Use the elimination method to solve the system of equations. Choose the correct ordered pair.

a) (−2,11)
b) (2,3)
c) (3,2)
d) (−3,−2)

Answer 1

The correct ordered pair obtained by using the elimination method to solve the system of equations is (3,2) thus option C is correct.

Step-by-step explanation:

To solve the system of equations using the elimination method, we eliminate one of the variables by adding or subtracting the equations.

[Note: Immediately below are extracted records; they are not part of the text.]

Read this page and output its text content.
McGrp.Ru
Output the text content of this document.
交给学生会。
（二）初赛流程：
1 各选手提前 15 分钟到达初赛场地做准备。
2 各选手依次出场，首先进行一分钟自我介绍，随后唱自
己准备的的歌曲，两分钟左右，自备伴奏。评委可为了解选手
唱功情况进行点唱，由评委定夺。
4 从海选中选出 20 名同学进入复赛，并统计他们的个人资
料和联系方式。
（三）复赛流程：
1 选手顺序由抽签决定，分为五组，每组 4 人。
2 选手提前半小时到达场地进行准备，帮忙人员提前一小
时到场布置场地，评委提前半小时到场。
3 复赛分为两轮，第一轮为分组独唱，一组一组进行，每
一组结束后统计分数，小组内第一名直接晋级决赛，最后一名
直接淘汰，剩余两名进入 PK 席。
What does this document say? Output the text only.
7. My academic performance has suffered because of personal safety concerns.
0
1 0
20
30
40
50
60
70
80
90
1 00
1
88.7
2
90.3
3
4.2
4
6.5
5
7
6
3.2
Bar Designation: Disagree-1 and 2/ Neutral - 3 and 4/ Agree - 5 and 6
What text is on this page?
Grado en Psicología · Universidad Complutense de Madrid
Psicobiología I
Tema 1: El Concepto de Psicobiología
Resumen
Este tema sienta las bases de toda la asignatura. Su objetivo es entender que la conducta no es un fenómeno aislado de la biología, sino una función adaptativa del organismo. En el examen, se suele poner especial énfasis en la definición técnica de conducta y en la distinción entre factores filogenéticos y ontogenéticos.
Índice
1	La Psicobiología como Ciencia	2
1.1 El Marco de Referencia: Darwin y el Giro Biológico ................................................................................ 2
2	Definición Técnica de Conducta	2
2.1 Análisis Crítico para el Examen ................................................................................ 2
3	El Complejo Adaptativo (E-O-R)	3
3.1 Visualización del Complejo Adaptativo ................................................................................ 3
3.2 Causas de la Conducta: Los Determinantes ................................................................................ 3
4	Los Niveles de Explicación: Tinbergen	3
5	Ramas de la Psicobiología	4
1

Let's consider the system of equations:

`\[ \begin{cases} 2x + 3y = 12 \\ 4x - y = 6 \end{cases} \]`

To eliminate one of the variables, we can multiply the second equation by 3 to make the coefficients of (y) in both equations the same:

`\[ \begin{cases} 2x + 3y = 12 \\ 12x - 3y = 18 \end{cases} \]`

Now, we can add the two equations to eliminate (y):

14x = 30

Solving for (x), we get
`\(x = (15)/(7)\)`. Substituting this value back into one of the original equations, let's use the first equation:

`\[ 2 \left( (15)/(7) \right) + 3y = 12 \]`

Solving for (y), we get
`\(y = (6)/(7)\).` Therefore, the solution to the system of equations is
`\( (x, y) = \left( (15)/(7), (6)/(7) \right) \),` which simplifies to (3,2) thus option C is correct.